Seguindo o conselho do Saudita, coloquei novo anúncio, desta vez no Expatriates, maior probabilidade de calhar falantes de inglês. Anúncio detalhado com o historial de acidentes da viatura, e aviso que só respondo a mensagens em inglês. Ainda assim recebi alguns contactos em árabe, e mais uns quantos a declarar disponibilidade para comprar imediatamente o Fortuner, pelo preço indicado, apaga já o anúncio que o compro (já aí estive, já fiz e tenho a t-shirt). E leste bem o anúncio? Não? Então vai ler. Ah, já teve dois acidentes, foi grave, os air-bags dispararam?

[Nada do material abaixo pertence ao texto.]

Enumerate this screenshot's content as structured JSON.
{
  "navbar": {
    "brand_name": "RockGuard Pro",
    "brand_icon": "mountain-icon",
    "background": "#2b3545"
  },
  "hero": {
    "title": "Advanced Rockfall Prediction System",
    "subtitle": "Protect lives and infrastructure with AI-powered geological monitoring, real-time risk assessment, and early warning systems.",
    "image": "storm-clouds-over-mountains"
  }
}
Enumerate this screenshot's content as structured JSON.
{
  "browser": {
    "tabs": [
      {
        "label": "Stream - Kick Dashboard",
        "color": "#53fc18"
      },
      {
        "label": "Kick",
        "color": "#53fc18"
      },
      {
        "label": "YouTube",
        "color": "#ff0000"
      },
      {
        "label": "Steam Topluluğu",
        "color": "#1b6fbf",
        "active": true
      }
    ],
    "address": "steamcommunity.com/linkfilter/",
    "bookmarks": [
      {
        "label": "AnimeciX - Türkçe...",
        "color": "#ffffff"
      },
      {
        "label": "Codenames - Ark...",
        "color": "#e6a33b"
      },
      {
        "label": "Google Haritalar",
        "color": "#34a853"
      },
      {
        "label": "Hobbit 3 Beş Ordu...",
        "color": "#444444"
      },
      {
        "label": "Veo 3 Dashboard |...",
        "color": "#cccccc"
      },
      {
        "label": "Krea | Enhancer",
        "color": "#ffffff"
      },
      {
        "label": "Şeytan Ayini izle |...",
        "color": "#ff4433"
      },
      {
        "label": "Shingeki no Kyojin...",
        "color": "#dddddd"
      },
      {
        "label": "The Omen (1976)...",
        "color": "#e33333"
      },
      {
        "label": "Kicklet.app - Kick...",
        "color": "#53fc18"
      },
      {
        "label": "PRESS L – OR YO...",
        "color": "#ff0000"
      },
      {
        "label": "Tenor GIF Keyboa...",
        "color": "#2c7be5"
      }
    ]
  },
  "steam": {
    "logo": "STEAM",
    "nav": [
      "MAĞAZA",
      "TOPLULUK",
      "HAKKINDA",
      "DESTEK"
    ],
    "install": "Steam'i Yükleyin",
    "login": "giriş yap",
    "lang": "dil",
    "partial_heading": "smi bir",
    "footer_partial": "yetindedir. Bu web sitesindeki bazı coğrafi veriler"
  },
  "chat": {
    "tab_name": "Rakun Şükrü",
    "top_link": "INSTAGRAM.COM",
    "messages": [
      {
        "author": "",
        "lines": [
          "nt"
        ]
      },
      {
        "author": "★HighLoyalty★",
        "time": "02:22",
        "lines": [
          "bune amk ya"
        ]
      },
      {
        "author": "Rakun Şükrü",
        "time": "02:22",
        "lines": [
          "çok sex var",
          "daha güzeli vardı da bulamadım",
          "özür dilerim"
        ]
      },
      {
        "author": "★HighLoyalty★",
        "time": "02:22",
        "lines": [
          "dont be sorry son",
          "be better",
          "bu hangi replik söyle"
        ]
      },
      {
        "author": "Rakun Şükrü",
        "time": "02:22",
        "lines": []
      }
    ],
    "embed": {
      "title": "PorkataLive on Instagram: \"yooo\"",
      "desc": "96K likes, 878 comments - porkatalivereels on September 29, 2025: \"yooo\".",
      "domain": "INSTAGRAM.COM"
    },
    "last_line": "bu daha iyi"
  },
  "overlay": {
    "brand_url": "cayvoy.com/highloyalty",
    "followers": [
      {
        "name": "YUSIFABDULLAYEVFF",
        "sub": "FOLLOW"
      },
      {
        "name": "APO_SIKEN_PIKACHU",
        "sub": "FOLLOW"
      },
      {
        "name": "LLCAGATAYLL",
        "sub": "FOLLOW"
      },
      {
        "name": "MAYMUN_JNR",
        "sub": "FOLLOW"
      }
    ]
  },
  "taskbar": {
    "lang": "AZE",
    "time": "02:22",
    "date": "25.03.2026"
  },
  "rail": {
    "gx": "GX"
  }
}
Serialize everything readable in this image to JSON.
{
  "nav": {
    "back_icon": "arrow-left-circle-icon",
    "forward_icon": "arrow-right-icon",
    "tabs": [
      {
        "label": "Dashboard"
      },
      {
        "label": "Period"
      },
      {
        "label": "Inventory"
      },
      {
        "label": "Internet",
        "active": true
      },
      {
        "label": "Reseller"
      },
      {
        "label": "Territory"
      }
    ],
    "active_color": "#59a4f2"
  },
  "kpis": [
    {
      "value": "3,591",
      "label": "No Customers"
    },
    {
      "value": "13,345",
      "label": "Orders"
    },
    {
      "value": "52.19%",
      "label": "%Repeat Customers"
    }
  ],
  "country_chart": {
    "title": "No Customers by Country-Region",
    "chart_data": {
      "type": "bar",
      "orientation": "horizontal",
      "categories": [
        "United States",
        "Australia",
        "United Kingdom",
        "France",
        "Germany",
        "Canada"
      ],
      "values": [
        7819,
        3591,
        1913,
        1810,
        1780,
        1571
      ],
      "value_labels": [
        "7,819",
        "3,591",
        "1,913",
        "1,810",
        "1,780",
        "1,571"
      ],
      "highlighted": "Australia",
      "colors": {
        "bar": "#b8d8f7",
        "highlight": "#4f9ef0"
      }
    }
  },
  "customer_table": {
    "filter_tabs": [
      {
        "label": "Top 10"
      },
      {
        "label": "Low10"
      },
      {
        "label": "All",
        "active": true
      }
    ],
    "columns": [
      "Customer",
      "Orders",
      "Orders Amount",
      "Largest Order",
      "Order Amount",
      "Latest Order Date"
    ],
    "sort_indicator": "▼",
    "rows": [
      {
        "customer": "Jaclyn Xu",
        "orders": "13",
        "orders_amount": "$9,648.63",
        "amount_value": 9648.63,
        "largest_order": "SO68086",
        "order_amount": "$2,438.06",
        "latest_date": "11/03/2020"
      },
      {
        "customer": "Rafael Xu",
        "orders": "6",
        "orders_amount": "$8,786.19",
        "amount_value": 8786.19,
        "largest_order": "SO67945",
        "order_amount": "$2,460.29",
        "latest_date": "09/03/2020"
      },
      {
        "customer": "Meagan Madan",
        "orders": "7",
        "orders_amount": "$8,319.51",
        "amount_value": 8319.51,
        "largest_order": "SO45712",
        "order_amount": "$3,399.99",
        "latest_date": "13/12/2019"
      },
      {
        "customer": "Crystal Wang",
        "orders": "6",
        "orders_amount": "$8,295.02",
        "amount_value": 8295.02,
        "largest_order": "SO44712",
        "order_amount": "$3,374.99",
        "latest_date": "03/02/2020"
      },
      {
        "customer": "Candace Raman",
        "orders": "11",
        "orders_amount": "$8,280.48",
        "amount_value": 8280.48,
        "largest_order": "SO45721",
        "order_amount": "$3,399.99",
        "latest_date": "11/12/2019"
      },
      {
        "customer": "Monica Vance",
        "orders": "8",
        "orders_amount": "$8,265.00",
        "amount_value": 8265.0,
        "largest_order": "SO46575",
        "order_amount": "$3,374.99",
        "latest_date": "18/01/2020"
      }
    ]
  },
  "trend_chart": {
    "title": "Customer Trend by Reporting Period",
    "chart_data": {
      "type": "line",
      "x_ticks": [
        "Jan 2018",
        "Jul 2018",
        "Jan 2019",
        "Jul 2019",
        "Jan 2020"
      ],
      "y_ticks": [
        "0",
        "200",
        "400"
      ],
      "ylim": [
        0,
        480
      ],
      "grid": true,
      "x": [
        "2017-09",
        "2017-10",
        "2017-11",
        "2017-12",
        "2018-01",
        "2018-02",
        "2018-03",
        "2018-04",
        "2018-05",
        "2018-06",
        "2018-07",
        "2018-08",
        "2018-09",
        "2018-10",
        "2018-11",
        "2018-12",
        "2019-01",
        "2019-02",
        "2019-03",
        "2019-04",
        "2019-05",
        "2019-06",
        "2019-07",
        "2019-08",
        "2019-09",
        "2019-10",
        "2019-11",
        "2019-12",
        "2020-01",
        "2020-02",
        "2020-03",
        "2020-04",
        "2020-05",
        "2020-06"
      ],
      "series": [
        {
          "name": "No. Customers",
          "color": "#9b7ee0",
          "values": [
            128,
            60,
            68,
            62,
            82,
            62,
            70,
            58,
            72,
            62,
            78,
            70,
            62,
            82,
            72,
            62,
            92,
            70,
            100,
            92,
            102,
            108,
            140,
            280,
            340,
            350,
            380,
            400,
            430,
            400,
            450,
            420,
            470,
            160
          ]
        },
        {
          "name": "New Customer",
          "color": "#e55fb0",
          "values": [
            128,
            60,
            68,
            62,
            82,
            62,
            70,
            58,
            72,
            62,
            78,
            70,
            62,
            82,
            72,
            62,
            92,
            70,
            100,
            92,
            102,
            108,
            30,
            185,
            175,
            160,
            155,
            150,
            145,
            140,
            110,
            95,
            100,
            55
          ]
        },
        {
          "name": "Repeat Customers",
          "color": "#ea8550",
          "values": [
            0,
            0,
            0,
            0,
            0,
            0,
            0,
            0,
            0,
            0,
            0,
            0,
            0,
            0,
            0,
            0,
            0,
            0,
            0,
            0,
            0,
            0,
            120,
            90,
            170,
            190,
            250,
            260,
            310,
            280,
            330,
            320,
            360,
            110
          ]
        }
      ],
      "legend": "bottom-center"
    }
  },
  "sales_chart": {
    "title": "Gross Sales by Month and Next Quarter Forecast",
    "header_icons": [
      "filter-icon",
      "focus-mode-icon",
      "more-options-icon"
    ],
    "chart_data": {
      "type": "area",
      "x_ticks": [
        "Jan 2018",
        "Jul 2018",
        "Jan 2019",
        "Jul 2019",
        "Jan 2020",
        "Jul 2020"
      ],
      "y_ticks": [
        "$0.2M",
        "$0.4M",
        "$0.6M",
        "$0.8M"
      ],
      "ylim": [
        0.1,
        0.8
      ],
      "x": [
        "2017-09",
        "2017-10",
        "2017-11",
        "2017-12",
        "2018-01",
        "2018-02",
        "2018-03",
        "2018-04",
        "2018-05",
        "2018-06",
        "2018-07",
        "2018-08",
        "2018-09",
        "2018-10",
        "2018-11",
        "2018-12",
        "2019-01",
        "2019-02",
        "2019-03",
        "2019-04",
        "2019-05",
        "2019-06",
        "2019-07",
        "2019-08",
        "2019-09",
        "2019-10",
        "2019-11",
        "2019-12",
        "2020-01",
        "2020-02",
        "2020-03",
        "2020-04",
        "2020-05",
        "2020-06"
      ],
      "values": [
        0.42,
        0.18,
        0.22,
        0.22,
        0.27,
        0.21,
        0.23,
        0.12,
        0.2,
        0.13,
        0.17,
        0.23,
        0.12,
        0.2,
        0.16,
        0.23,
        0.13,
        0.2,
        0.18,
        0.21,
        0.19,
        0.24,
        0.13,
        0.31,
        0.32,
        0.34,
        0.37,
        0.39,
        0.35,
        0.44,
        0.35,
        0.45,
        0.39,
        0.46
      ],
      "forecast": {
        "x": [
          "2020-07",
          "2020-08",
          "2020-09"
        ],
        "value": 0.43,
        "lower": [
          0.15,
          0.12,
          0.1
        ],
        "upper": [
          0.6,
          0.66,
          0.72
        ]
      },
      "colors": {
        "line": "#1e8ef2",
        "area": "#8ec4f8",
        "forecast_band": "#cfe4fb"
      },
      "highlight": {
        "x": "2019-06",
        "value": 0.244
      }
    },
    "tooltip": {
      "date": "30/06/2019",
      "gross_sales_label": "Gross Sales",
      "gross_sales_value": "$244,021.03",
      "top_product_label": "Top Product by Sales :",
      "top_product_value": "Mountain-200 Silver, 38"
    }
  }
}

Vai ler.
Finalmente, marquei uns quantos interessados, para a mesma altura, que eu tenho mais que fazer, a minha vida não é só isto e há uma nova temporada do Better Call Saul.
Entre as 19:30 e as 20:00, quinta-feira. Ah, mas eu venho de Dammam (tipo Póvoa de Varzim, para quem está em Lisboa). Até podes vir do quarteirão do lado, se estiveres lá entre as 19:30 e as 20:00 vês o carro, se não, não vês.
O primeiro interessado chegou às 19:35, viu, conduziu, indagou, fez uma oferta, demasiado baixa. Às 19:52 chegou novo interessado (o primeiro interessado ficou por lá, não vendas sem falar comigo). Tens 8m para ver o carro. Porquê? Porque eu disse que era até às 20:00. Mas onde é que vais a seguir? Vou comer uma bifana com uma imperial num bar de strip.
Estou a brincar, nas disse nada disso, disse só que já tinha um compromisso, não tenho que lhes contar minha vida.
Acabei por fazer um acordo com o primeiro interessado, amanhã vamos ao gabinete de transferências. Também pode ser feito pelo portal do governo (Absher), mas o promitente comprador achou isso demasiado complicado.
E no dia seguinte, 21H00, lá estamos junto ao gabinete, ainda está fechado. Volto a sugerir o Absher, até porque fica mais barato ao comprador. Só que toda a gente tem que ter o cadastro de multas de trânsito limpo, e o comprador tinha 3 multas pendentes. Pronto, lá temos que encontrar um MB para ele pagar. E mais um obstáculo, o comprador tem que depositar na minha conta o valor da venda, não quer que alguém lhe possa vir a perguntar pela sua origem. Quem nunca…
Adiante, voltamos ao gabinete das transferências, e isto parece-me familiar.
Yep, é o mesmo local onde tive a altercação com o saudita. Será que o gajo ainda aí aparece e vamos ter serão animado? Não vamos, tudo em ordem, e concretizou-se o negócio, dinheiro na mão, e finalmente o Toyota lá mudou de dono.
E pronto, se precisarem de dicas sobre como vender carros nesta terra, já sabem, não me perguntem.